Así que el lugar no es Santiago de Chile, donde se está desarrollando la edición 29 de uno de los festivales más importantes de artes escénicas del continente, ni la Berlín donde se filmó la obra que se está por ver, pero tampoco es la ciudad desde la que se está conectado al streaming. El lugar es, antes que nada, el Palacio de Westminster, en Londres.
Estamos a finales del siglo XV, pero también en el más estricto presente. Un presente que incluye, en cada instante, toda la historia como espectador de cada espectador. Así se descubre, apenas se disipa la fanfarria de los primeros minutos de este Ricardo III berlinés, que hay algo en la gestualidad de su protagonista, de este protagonista, que hace pensar en Bruno Ganz, uno de los actores fetiche del nuevo cine alemán de los años 70. Esto es evidente en sus ataques de ira, cuando trae a la memoria al Ganz que fue Adolf Hitler en la película La caída (2004), vuelto meme hasta el hartazgo. Pero también cuando finge su arrepentimiento este Ricardo III parece tener el rostro de Bruno Ganz en esas películas de su juvenil mediana edad (como cuando encarnaba al marinero atrapado por Lisboa en La ciudad blanca, 1983, de Alain Tanner). Quizá se deba, como dicen sus críticos, a que Ganz siempre hace de sí mismo. O al hecho de que un alemán colérico siempre se parece, a los oídos que buscan sustraerse de la velocidad de los subtítulos, a otro alemán colérico. Pero eso sería ceder al cliché demasiado fácilmente.

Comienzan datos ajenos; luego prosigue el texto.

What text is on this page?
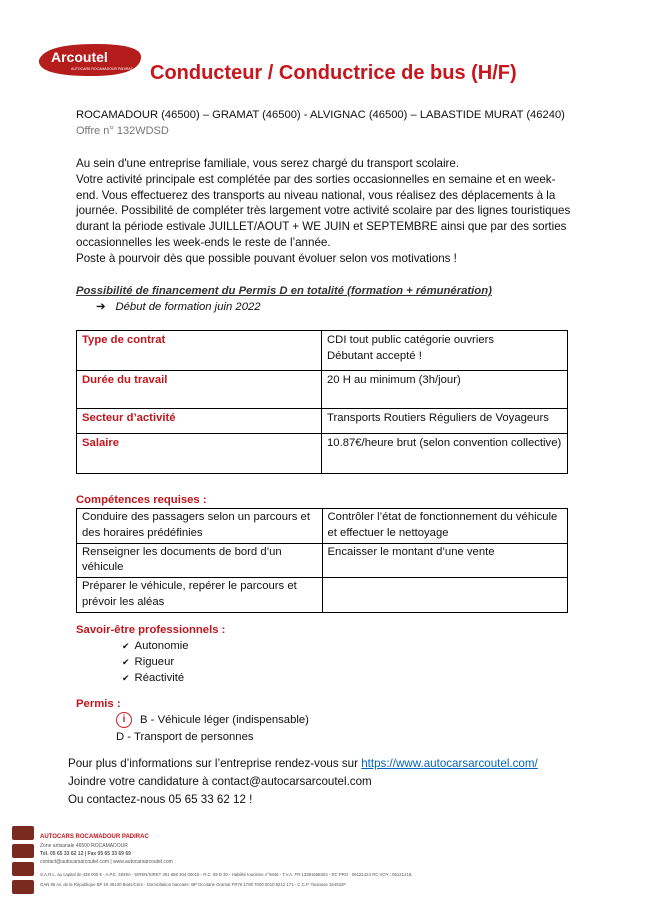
Arcoutel
AUTOCARS ROCAMADOUR PADIRAC Conducteur / Conductrice de bus (H/F)
ROCAMADOUR (46500) – GRAMAT (46500) - ALVIGNAC (46500) – LABASTIDE MURAT (46240)
Offre n° 132WDSD

Au sein d'une entreprise familiale, vous serez chargé du transport scolaire.

Votre activité principale est complétée par des sorties occasionnelles en semaine et en week-end. Vous effectuerez des transports au niveau national, vous réalisez des déplacements à la journée. Possibilité de compléter très largement votre activité scolaire par des lignes touristiques durant la période estivale JUILLET/AOUT + WE JUIN et SEPTEMBRE ainsi que par des sorties occasionnelles les week-ends le reste de l’année.

Poste à pourvoir dès que possible pouvant évoluer selon vos motivations !

Possibilité de financement du Permis D en totalité (formation + rémunération)
➔ Début de formation juin 2022
Type de contrat	CDI tout public catégorie ouvriers
Débutant accepté !

Durée du travail	20 H au minimum (3h/jour)
Secteur d’activité	Transports Routiers Réguliers de Voyageurs
Salaire	10.87€/heure brut (selon convention collective)
Compétences requises :
Conduire des passagers selon un parcours et des horaires prédéfinies	Contrôler l’état de fonctionnement du véhicule et effectuer le nettoyage
Renseigner les documents de bord d’un véhicule	Encaisser le montant d’une vente
Préparer le véhicule, repérer le parcours et prévoir les aléas	
Savoir-être professionnels :
✔ Autonomie
✔ Rigueur
✔ Réactivité
Permis :
i B - Véhicule léger (indispensable)
D - Transport de personnes
Pour plus d’informations sur l’entreprise rendez-vous sur https://www.autocarsarcoutel.com/
Joindre votre candidature à contact@autocarsarcoutel.com
Ou contactez-nous 05 65 33 62 12 !
AUTOCARS ROCAMADOUR PADIRAC
Zone artisanale 46500 ROCAMADOUR
Tél. 05 65 33 62 12 | Fax 05 65 33 69 69
contact@autocarsarcoutel.com | www.autocarsarcoutel.com
S.A.R.L. au capital de 429 000 € - A.P.E. 4939A - SIREN/SIRET 391 658 304 00015 - R.C. 59 B 30 - Habilité tourisme n°IM46 - T.V.A. FR 13391658304 - RC PRO : 06121424 RC VOY : 06121418,
GAN 85 Av. de la République BP 19 46130 Biars/Cère - Domiciliation bancaire: BP Occitane Gramat FR76 1780 7000 0010 8212 171 - C.C.P. Toulouse 164532F
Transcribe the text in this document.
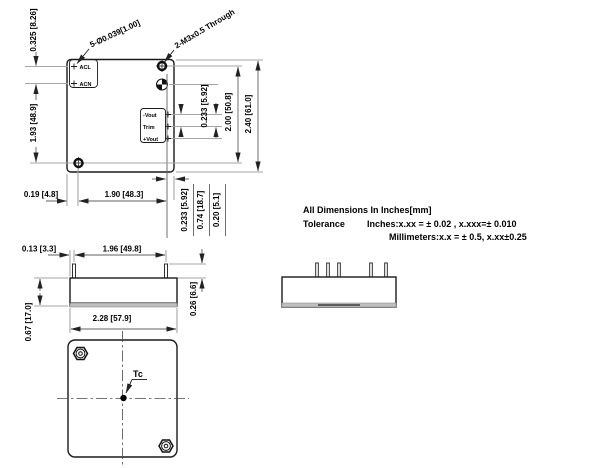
ACL
ACN
-Vout
Trim
+Vout
0.233 [5.92] 2.00 [50.8] 2.40 [61.0]
0.325 [8.26]
1.93 [48.9]
0.19 [4.8]	1.90 [48.3]	0.233 [5.92] 0.74 [18.7] 0.20 [5.1]
5-Ø0.039[1.00]	2-M3x0.5 Through
All Dimensions In Inches[mm]
Tolerance Inches:x.xx = ± 0.02 , x.xxx=± 0.010
Millimeters:x.x = ± 0.5, x.xx±0.25
0.13 [3.3]	1.96 [49.8]
0.26 [6.6]
0.67 [17.0]	2.28 [57.9]
Tc
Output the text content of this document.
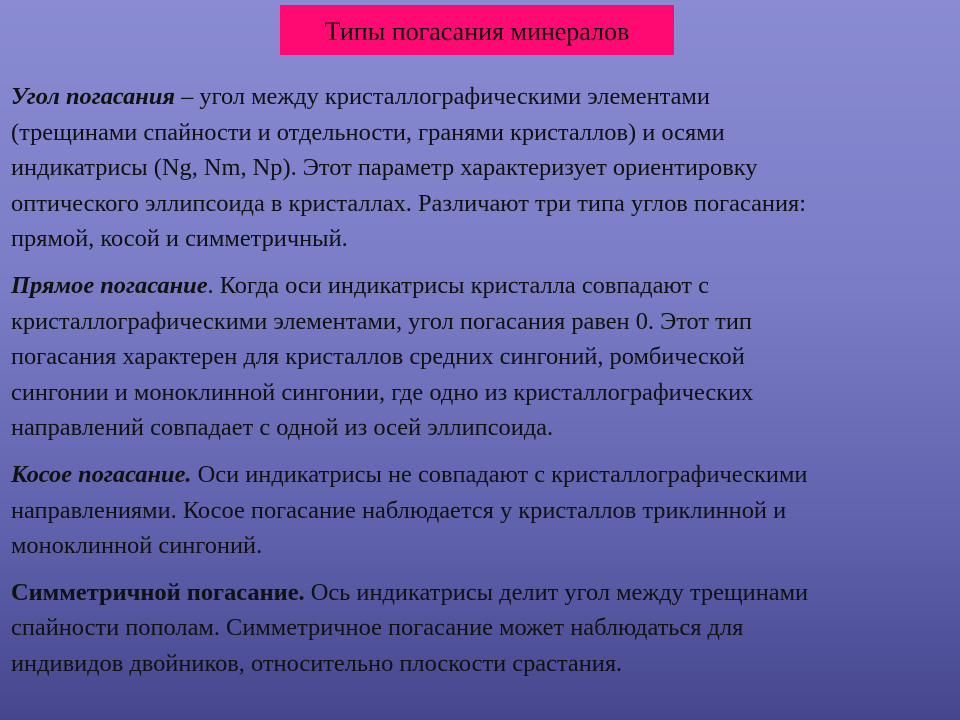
Типы погасания минералов
Угол погасания – угол между кристаллографическими элементами
(трещинами спайности и отдельности, гранями кристаллов) и осями
индикатрисы (Ng, Nm, Np). Этот параметр характеризует ориентировку
оптического эллипсоида в кристаллах. Различают три типа углов погасания:
прямой, косой и симметричный.
Прямое погасание. Когда оси индикатрисы кристалла совпадают с
кристаллографическими элементами, угол погасания равен 0. Этот тип
погасания характерен для кристаллов средних сингоний, ромбической
сингонии и моноклинной сингонии, где одно из кристаллографических
направлений совпадает с одной из осей эллипсоида.
Косое погасание. Оси индикатрисы не совпадают с кристаллографическими
направлениями. Косое погасание наблюдается у кристаллов триклинной и
моноклинной сингоний.
Симметричной погасание. Ось индикатрисы делит угол между трещинами
спайности пополам. Симметричное погасание может наблюдаться для
индивидов двойников, относительно плоскости срастания.
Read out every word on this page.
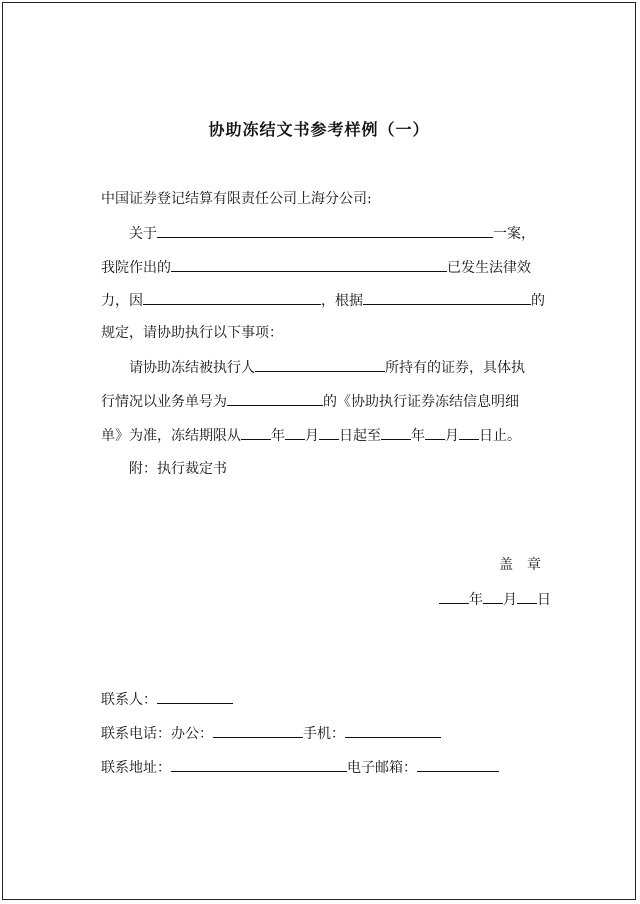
协助冻结文书参考样例（一）
中国证券登记结算有限责任公司上海分公司:
关于	一案，
我院作出的	已发生法律效
力，因	，根据	的
规定，请协助执行以下事项：
请协助冻结被执行人	所持有的证券，具体执
行情况以业务单号为	的《协助执行证券冻结信息明细
单》为准，冻结期限从 年 月 日起至 年 月 日止。
附：执行裁定书
盖　章
年 月 日
联系人：
联系电话：办公：	手机：
联系地址：	电子邮箱：
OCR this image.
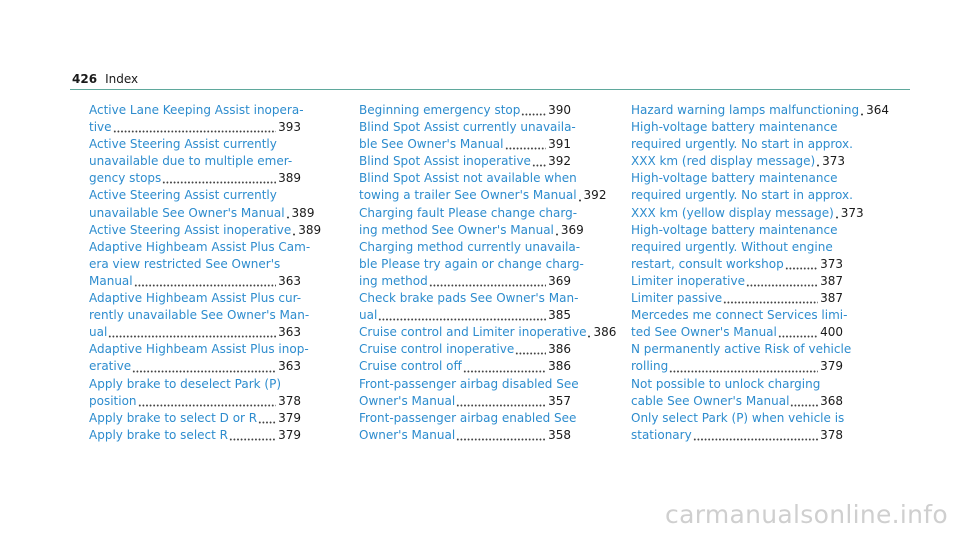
426 Index
Active Lane Keeping Assist inopera-
tive	393
Active Steering Assist currently
unavailable due to multiple emer-
gency stops	389
Active Steering Assist currently
unavailable See Owner's Manual 389
Active Steering Assist inoperative 389
Adaptive Highbeam Assist Plus Cam-
era view restricted See Owner's
Manual	363
Adaptive Highbeam Assist Plus cur-
rently unavailable See Owner's Man-
ual	363
Adaptive Highbeam Assist Plus inop-
erative	363
Apply brake to deselect Park (P)
position	378
Apply brake to select D or R 379
Apply brake to select R	379
Beginning emergency stop 390
Blind Spot Assist currently unavaila-
ble See Owner's Manual	391
Blind Spot Assist inoperative 392
Blind Spot Assist not available when
towing a trailer See Owner's Manual 392
Charging fault Please change charg-
ing method See Owner's Manual 369
Charging method currently unavaila-
ble Please try again or change charg-
ing method	369
Check brake pads See Owner's Man-
ual	385
Cruise control and Limiter inoperative 386
Cruise control inoperative	386
Cruise control off	386
Front-passenger airbag disabled See
Owner's Manual	357
Front-passenger airbag enabled See
Owner's Manual	358
Hazard warning lamps malfunctioning 364
High-voltage battery maintenance
required urgently. No start in approx.
XXX km (red display message) 373
High-voltage battery maintenance
required urgently. No start in approx.
XXX km (yellow display message) 373
High-voltage battery maintenance
required urgently. Without engine
restart, consult workshop	373
Limiter inoperative	387
Limiter passive	387
Mercedes me connect Services limi-
ted See Owner's Manual	400
N permanently active Risk of vehicle
rolling	379
Not possible to unlock charging
cable See Owner's Manual	368
Only select Park (P) when vehicle is
stationary	378
carmanualsonline.info
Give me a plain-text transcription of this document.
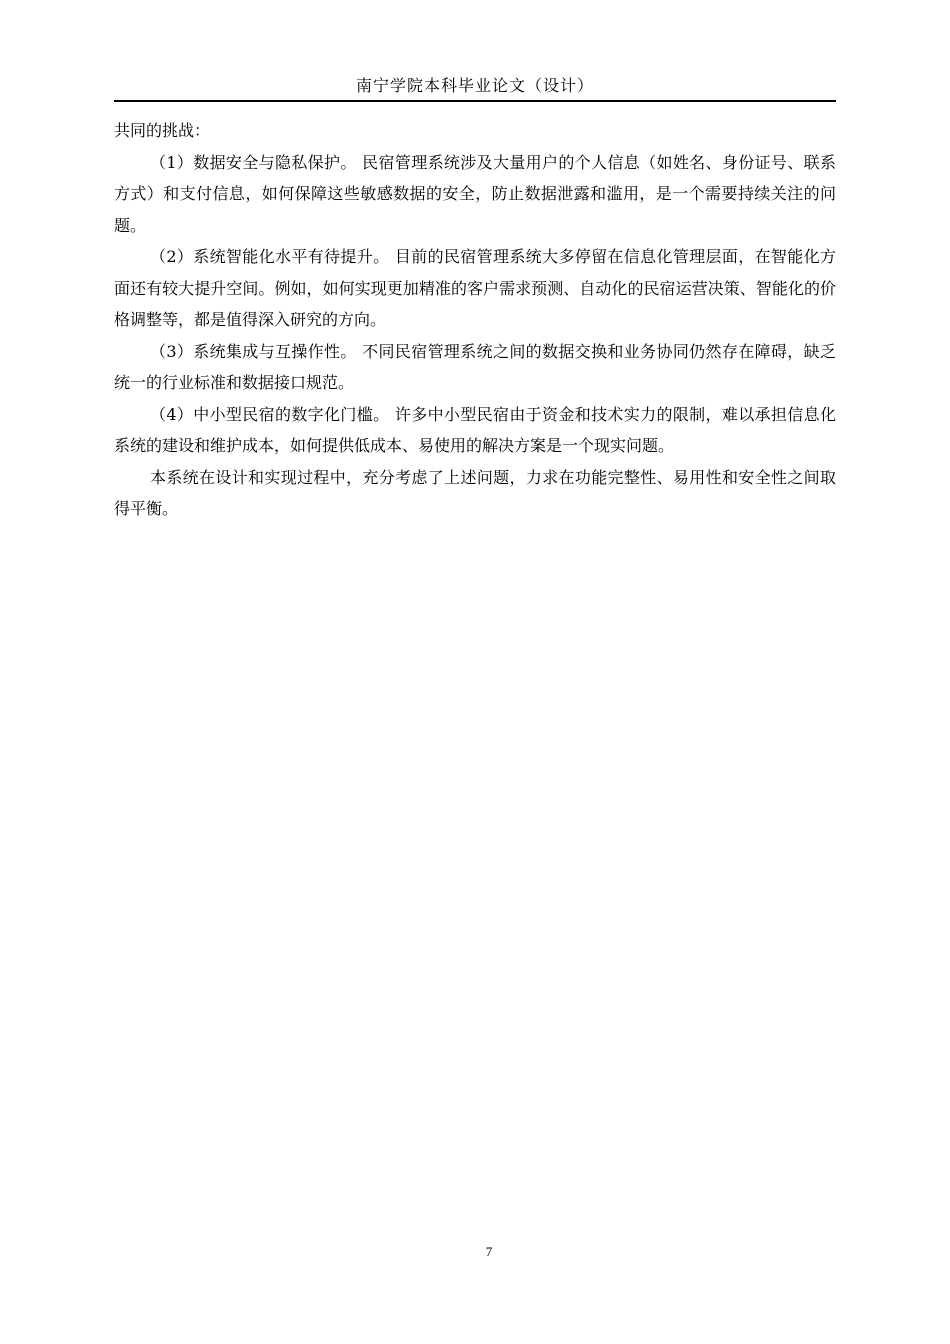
南宁学院本科毕业论文（设计）

共同的挑战：

（1）数据安全与隐私保护。 民宿管理系统涉及大量用户的个人信息（如姓名、身份证号、联系方式）和支付信息，如何保障这些敏感数据的安全，防止数据泄露和滥用，是一个需要持续关注的问题。

（2）系统智能化水平有待提升。 目前的民宿管理系统大多停留在信息化管理层面，在智能化方面还有较大提升空间。例如，如何实现更加精准的客户需求预测、自动化的民宿运营决策、智能化的价格调整等，都是值得深入研究的方向。

（3）系统集成与互操作性。 不同民宿管理系统之间的数据交换和业务协同仍然存在障碍，缺乏统一的行业标准和数据接口规范。

（4）中小型民宿的数字化门槛。 许多中小型民宿由于资金和技术实力的限制，难以承担信息化系统的建设和维护成本，如何提供低成本、易使用的解决方案是一个现实问题。

本系统在设计和实现过程中，充分考虑了上述问题，力求在功能完整性、易用性和安全性之间取得平衡。

7
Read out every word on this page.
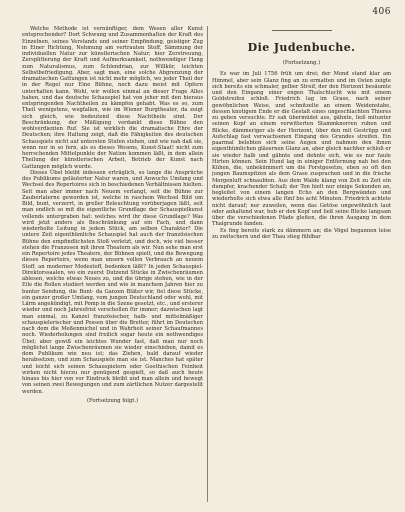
406

Welche Methode ist vernünftiger, dem Wesen aller Kunst entsprechender? Dort Schwung und Zusammenhalten der Kraft des Einzelnen, seines Verstands und seiner Empfindung, geistiger Zug in Einer Richtung, Nehmung am vertrauten Stoff, Sämmung der individuellen Natur zur künstlerischen Natur; hier Zerstreuung, Zersplitterung der Kraft und Aufmerksamkeit, nothwendiger Hang zum Naturalismus, zum Schlendrian, zur Willkür, leichten Selbstbefriedigung. Aber, sagt man, eine solche Abgrenzung der dramatischen Gattungen ist nicht mehr möglich, wo jeder Theil der in der Regel nur Eine Bühne, noch dazu meist mit Opfern unterhalten kann. Wohl, wir wollen einmal an dieser Frage Alles haben, und das deutsche Schauspiel hat von jeher mit den hieraus entspringenden Nachtheilen zu kämpfen gehabt. Was es so, zum Theil wenigstens, wegfallen, wie im Wiener Burgtheater, da zeigt sich gleich, wie bedeutend diese Nachtheile sind. Der Beschränkung, der Mäßigung verdankt diese Bühne den wohlverdienten Ruf. Sie ist wirklich die dramatische Ehre der Deutschen; ihre Haltung zeigt, daß die Fähigkeiten des deutschen Schauspiels nicht auf untersten Stufen stehen, und wie nah daß sie, wenn nur in so fern, als es dieses Wesens, Kunst-Staat! nicht zum herrschenden Mittelpunkte der Nation kommen läßt, in dem allein Theilung der künstlerischen Arbeit, Betrieb der Kunst nach Gattungen möglich wurde.

Dieses Übel bleibt indessen erträglich, so lange die Ansprüche des Publikums geläuterter Natur waren, und Anwuchs Umfang und Wechsel des Repertoires sich in beschiedenen Verhältnissen hielten. Seit man aber immer nach Neuem verlangt, seit die Bühne zur Zauberlaterne geworden ist, welche in raschem Wechsel Bild um Bild, bunt, verzerrt, in greller Beleuchtung vorüberjagen läßt, seit man endlich so mit die eigentliche Grundlage der Schauspielkunst vollends untergraben hat: welches wird ihr diese Grundlage? Was wird jetzt anders als Beschränkung auf ein Fach, und dann wiederholte Leitung in jedem Stück, am selben Charakter? Die untere Zeit eigenthümliche Schauspiel hat auch der französischen Bühne den empfindlichsten Stoß verletzt, und doch, wie viel besser stehen die Franzosen mit ihren Theatern als wir. Nun sehe man erst ein Repertoire jedes Theaters, der Bühnen spielt, und die Bewegung dieses Repertoirs, wenn man unsern vollen Verbrauch an neuem Stoff, an moderner Modestoff, bedenken läßt? In jeden Schauspiel-Direktorssaalen, wo ein zuerst Dutzend Stücke in Zwischenräumen ablesen, welche etwas Neues zu, und die übrige stehen, wie in der Eile die Rollen studiert werden und wie in manchem Jahren hier zu bunter Sendung, die Bunt- da Ganzen Bläter wir, fiel diese Stücke, ein ganzer großer Umfang, vom jungen Deutschland oder wohl, mit Lärm angekündigt, mit Pomp in die Szene gesetzt, etc., und ersterer wieder und noch Jahresfrist verschollen für immer; dazwischen lagt man einmal, zu Kanzel französischer, halb- und mittelmäßiger schauspielerischer und Possen über die Bretter, führt im Deutschen nach dem die Meßenmichel und in Wahrheit seiner Schaufmannes noch. Wiederholungen sind freilich sogar heute ein nothwendiges Übel; aber gewiß ein leichtes Wunder fast, daß man nur noch möglichst lange Zwischenräumen sie wieder einschieben, damit es dem Publikum wie neu ist; das Ziehen, bald darauf wieder herabsetzen, und zum Schauspiele man sie ist. Manches hat später und leicht sich seinen Schauspielern oder Goethischen Feinheit wirken nicht hierzu nur genügend gespielt, so daß auch heute hinaus bis hier von vor Eindruck bleibt und man allein und bewegt von seinen zwei Bewegungen und zum zärtlichen Nutzer dargestellt werden.

(Fortsetzung folgt.)
Die Judenbuche.
(Fortsetzung.)

Es war im Juli 1756 früh um drei; der Mond stand klar am Himmel, aber sein Glanz fing an zu ermatten und im Osten zeigte sich bereits ein schmaler, gelber Streif, der den Horizont besäumte und den Eingang einer engen Thalschlucht wie mit einem Goldstreifen schloß. Friedrich lag im Grase, nach seiner gewöhnlichen Weise, und schnitzelte an einem Weidenstabe, dessen knotigem Ende er die Gestalt eines ungeschlachten Thieres zu geben versuchte. Er sah übermüdet aus, gähnte, ließ mitunter seinen Kopf an einem verwitterten Stammknorren ruhen und Blicke, dämmeriger als der Horizont, über den mit Gestrüpp und Aufschlag fast verwachsenen Eingang des Grundes streifen. Ein paarmal belebten sich seine Augen und nahmen den ihnen eigenthümlichen gläsernen Glanz an, aber gleich nachher schloß er sie wieder halb und gähnte und dehnte sich, wie es nur faule Hirten können. Sein Hund lag in einiger Entfernung nah bei den Kühen, die, unbekümmert um die Forstgesetze, eben so oft den jungen Baumspitzen als dem Grase zusprachen und in die frische Morgenluft schnaubten. Aus dem Walde klang von Zeit zu Zeit ein dumpfer, krachender Schall; der Ton hielt nur einige Sekunden an, begleitet von einem langen Echo an den Bergwänden und wiederholte sich etwa alle fünf bis acht Minuten. Friedrich achtete nicht darauf; nur zuweilen, wenn das Getöse ungewöhnlich laut oder anhaltend war, hob er den Kopf und ließ seine Blicke langsam über die verschiedenen Pfade gleiten, die ihren Ausgang in dem Thalgrunde fanden.

Es fing bereits stark zu dämmern an; die Vögel begannen leise zu zwitschern und der Thau stieg fühlbar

Es más probable que sea por la forma de la mandíbula de Lars Eidinger, que se hace más ancha todavía cuando encarna un Ricardo III que saca tan buen partido de los brackets en sus dientes, como si tuviera dos cirujanos maxilofaciales tirando de él de cada lado, sin anestesia ni coagulantes, en cada uno de sus gestos de falsedad. O por el modo desgarbado en que lleva esa joroba de polifón que queda a la vista cuando se desnuda por completo para seducir, desde la mentida desnudez de su alma, a una Lady Anna que lo odia. Pero todos esos signos de parentesco con Ganz no dejan de ser signos exteriores.
Si se piensa en las probabilidades de esa similitud, de esa aparición de Bruno Ganz por detrás de muchos de los gestos escénicos de esta enorme composición de Ricardo III que realiza Lars Eidinger, es más posible que se trate de un estilo. No debe olvidarse que este es un montaje de la versión actual de la legendaria Schaubühne. Esta compañía de nombre impronunciable fue, en su momento, la casa de la formación actoral de Bruno Ganz. Y de Otto Sander, el otro de los dos ángeles de Alas del deseo, esa película de Wim Wenders que para algunos es su obra maestra y para otros el adiós al Wenders de los años 70 que era, en definitiva, el Wenders que valía la pena.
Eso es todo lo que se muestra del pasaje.